Tourists inspect a non la in Hue City.
Traditionally, the conical hat is a sun safe device protecting people from the scorching heat or the tropical rains that often occur in Vietnam, so it often appears on heads of cyclists, people working the rice fields or rowing a boat, sweating vendors selling fruit on the street or dancers on stage. They are extremely lightweight, resistant and plaited with palm leaves.

However, in Hue, the conical hat has existed for a long time not only as a sun safe device but also as traditional jewelry depicting hidden charms and simplicity of Vietnamese women. Therefore, they are made a bit differently than regional conical hats, thinner and lighter and more artistic. “Hue conical hat is also plaited with palm leaves but thinner and its stitches are tinier and more gentle. Especially, artisans weave typical images of Hue such as Thien Mu Pagoda, Trang Tien Bridge or even poems into the hat and make it distinct,” said a local artisan identified as Quyt. As decorated with poems, Hue’s non la is also called non bai tho.
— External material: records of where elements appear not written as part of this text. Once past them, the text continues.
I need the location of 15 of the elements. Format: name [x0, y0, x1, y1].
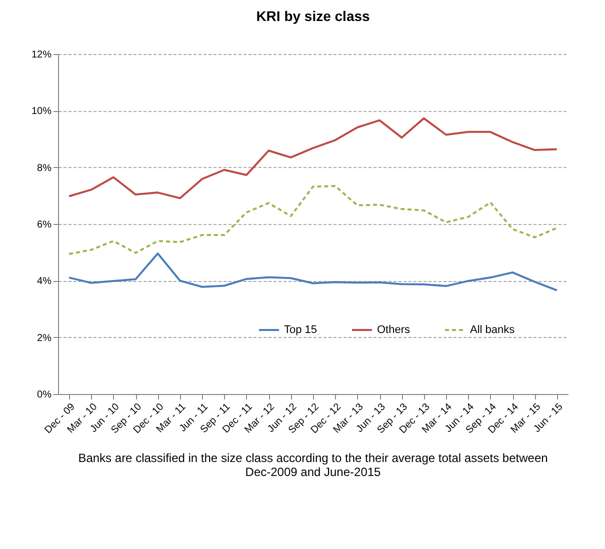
- y-tick-label: 12%: [31, 50, 52, 60]
- y-tick-label: 10%: [31, 106, 52, 118]
- line-series: [68, 185, 558, 256]
- line-series: [68, 252, 558, 292]
- text: Banks are classified in the size class according to the their average total assets between Dec-2009 and June-2015: [78, 451, 548, 479]
- y-tick-label: 4%: [37, 276, 52, 288]
- legend-label: Others: [377, 324, 411, 336]
- y-tick-label: 0%: [37, 390, 52, 400]
- chart-title: KRI by size class: [256, 8, 370, 24]
- legend-label: Top 15: [284, 324, 318, 336]
- legend-label: All banks: [470, 324, 516, 336]
- y-tick-label: 8%: [37, 162, 52, 174]
- line-series: [68, 117, 558, 200]
- y-tick-label: 2%: [37, 332, 52, 344]
- y-tick-label: 6%: [37, 220, 52, 230]
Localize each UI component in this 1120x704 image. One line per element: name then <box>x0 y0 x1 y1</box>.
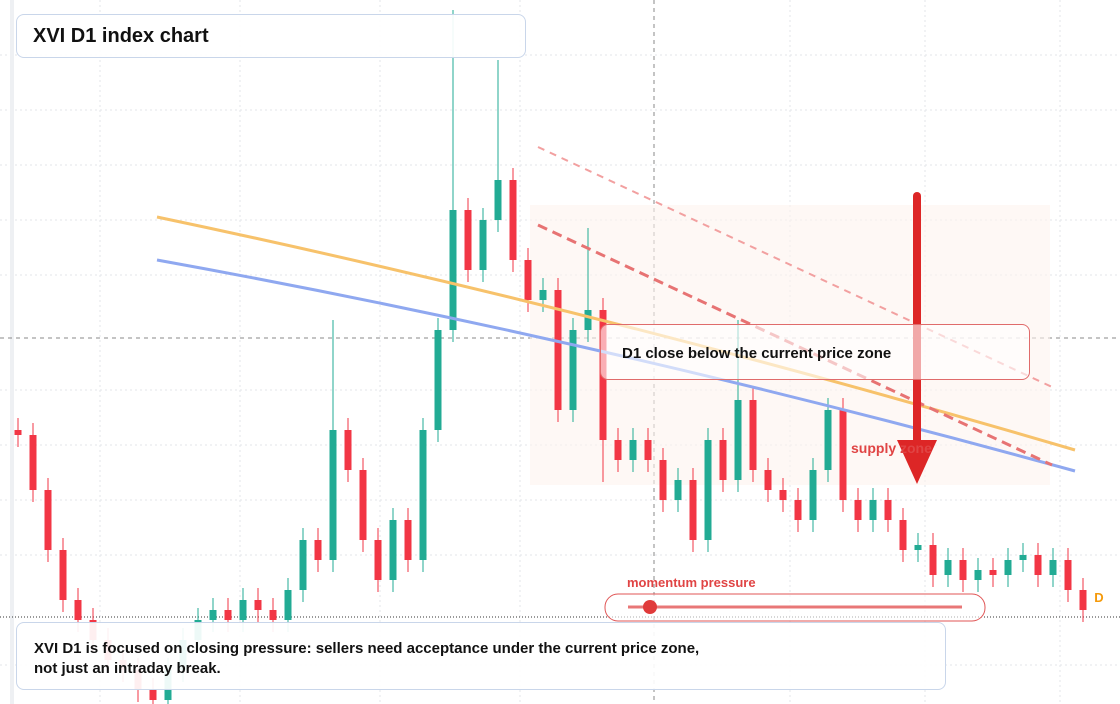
candle-body <box>494 180 502 220</box>
arrow-head <box>897 440 937 484</box>
title-box: XVI D1 index chart <box>16 14 526 58</box>
candle-body <box>434 330 442 430</box>
candle-body <box>1034 555 1042 575</box>
candle-body <box>509 180 517 260</box>
candle-body <box>614 440 622 460</box>
candle-body <box>929 545 937 575</box>
momentum-label: momentum pressure <box>627 575 756 590</box>
candle-body <box>554 290 562 410</box>
candle-body <box>719 440 727 480</box>
candle-body <box>539 290 547 300</box>
candle-body <box>44 490 52 550</box>
candle-body <box>299 540 307 590</box>
marker: D <box>1090 589 1108 607</box>
candle-body <box>914 545 922 550</box>
candle-body <box>149 690 157 700</box>
candle-body <box>584 310 592 330</box>
candle-body <box>74 600 82 620</box>
candle-body <box>239 600 247 620</box>
candle-body <box>419 430 427 560</box>
channel-lower <box>537 223 1053 467</box>
candle-body <box>794 500 802 520</box>
candle-body <box>524 260 532 300</box>
candle-body <box>269 610 277 620</box>
note-line: XVI D1 is focused on closing pressure: s… <box>34 640 700 657</box>
candle-body <box>254 600 262 610</box>
candle-body <box>989 570 997 575</box>
candle-body <box>839 410 847 500</box>
candle-body <box>764 470 772 490</box>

However, those poems and other images of ancient pagodas or bridges are not being seen clearly, but fancifully under the sunlight. And those vague images are meant to present shyness and profoundness of Hue ladies.

Today, in the modern society, the conical hat is not used as widely as before. However, Hue locals still preserve the traditional craft as an indigenous cultural feature at Huong Village on Huyen Tran Cong Chua Street, near Tu Duc Momentum.

Recently, many souvenir shops have grown up at the village.

Coming here, tourists not only can contemplate Hue’s conical hat but can also witness the progress of making a non la.

Quyt has to find and cut palm leaves and spread them onto the ground to dry. She wakes early to make the leaves straight in the dry season when the temperature can make the leaves curved. The next step for the artisan is to whittle bamboo sticks into rounds and then plait the leaves as the shape of the bamboo frame and weave them together. So, to make a conical cat, an artisan needs about three days.

Each conical hat is a work of arts, requiring perseverance, dexterity and diligence.